Here's what to do when infection control breaches are in the news.
No one in the dental profession likes to turn on the news and see a story about an infection control breach. At best, it can paint dental healthcare professionals as less than professional; at worst, it can make patients nervous, questioning the safety of their own dentist’s practice.
While there's plenty of professional emphasis and resources available for infection control, there seem to be more publicized breaches than ever.
“I am seeing them more and more often,” says Joyce Moore, RDH, an infection control consultant and clinical instructor at Bristol Community College in Fall River, Massachusetts. “There’s been at least one a week that’s popped up, lately.”
“I’ve set my Google Alerts for anything involving dental safety, dental sterilization and dental infection control,” adds infection prevention consultant and speaker Jackie Dorst, RDH, BS. “And it’s almost every week somewhere in the United States, there is a breach of some sort.
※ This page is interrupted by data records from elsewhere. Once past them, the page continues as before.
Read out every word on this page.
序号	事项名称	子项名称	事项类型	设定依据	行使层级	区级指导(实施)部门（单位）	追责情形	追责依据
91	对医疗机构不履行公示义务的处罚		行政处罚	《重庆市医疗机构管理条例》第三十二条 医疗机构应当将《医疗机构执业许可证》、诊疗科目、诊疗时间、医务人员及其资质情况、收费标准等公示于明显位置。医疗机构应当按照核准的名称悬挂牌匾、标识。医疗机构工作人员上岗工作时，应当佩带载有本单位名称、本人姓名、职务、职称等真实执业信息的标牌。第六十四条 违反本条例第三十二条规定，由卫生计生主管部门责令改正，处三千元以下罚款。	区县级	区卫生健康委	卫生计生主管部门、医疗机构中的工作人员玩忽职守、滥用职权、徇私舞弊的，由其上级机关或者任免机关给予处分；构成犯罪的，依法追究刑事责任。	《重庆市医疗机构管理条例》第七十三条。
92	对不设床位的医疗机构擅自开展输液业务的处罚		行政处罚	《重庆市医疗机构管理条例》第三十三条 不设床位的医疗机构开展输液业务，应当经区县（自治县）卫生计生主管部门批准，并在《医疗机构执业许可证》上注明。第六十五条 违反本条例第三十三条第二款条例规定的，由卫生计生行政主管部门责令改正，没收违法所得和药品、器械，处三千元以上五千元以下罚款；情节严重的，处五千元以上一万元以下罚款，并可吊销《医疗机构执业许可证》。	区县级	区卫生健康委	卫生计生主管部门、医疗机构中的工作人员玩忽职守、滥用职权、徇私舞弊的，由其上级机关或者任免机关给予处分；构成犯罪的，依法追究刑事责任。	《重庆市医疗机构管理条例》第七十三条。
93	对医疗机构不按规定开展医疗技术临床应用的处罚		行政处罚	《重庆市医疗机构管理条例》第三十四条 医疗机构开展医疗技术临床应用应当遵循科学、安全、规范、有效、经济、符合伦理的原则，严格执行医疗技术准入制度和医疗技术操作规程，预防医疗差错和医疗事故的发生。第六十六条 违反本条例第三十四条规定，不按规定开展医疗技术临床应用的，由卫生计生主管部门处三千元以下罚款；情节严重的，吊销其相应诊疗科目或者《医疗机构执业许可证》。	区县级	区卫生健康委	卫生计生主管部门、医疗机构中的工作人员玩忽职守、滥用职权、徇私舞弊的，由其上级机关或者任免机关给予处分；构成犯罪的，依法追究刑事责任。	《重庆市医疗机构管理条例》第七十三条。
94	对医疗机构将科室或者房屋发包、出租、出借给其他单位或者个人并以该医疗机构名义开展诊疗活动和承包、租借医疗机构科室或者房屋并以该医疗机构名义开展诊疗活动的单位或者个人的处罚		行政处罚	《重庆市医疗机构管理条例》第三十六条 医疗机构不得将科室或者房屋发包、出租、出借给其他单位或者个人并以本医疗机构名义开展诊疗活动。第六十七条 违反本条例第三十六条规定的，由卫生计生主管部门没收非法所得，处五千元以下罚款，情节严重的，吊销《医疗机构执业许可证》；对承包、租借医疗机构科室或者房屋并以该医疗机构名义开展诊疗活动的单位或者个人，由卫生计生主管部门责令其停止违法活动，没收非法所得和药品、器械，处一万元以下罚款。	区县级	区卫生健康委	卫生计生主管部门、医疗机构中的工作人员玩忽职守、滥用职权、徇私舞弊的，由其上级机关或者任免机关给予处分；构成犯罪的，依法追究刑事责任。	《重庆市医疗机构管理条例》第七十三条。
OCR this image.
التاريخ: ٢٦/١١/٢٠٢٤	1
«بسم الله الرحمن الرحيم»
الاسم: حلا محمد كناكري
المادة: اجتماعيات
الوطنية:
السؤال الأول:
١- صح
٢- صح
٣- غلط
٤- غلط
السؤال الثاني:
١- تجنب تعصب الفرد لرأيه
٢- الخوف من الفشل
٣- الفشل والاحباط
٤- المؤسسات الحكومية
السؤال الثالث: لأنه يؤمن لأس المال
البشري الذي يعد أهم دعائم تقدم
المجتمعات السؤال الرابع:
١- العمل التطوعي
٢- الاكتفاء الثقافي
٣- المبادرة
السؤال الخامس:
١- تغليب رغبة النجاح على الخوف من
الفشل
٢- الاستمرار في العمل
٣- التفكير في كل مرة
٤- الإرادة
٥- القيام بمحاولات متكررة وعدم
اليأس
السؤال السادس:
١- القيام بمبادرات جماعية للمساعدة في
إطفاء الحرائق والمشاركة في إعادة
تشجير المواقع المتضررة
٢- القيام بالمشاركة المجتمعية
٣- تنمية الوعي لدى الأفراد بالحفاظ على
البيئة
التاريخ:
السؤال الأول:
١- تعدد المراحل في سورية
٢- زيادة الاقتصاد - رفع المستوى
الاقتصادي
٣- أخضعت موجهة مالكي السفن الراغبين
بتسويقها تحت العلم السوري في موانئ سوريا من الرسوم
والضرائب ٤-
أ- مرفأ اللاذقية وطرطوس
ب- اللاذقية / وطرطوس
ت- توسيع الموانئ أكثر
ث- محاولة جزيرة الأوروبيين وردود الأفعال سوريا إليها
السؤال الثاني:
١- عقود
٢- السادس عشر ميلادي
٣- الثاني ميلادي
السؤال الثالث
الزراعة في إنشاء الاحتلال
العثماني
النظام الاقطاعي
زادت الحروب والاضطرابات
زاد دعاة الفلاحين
There’s a notification. There’s an inspection. I’m amazed, I really am. It seems the dental boards are inspecting more dental offices, and there are more Occupational Safety and Health Administration (OSHA) inspections now than there have been in the last 20 years. I think that’s due to an increased awareness from both the dental boards and OSHA there are dental offices not practicing infection prevention to the standard of care.”
A teachable moment
The best thing to do is use a well-publicized breach as an opportunity to educate patients on how your practice keeps them safe.
“If you’re looking at a breach that happens at another facility or something you’ve heard about in the media, it’s a good opportunity to have a teachable moment with your patients,” Moore says. “They may question you, but you also have the opportunity to reassure your patients your practice is using the best current infection control practices.”
For instance, she would show patients exactly what steps her practice took to keep them safe.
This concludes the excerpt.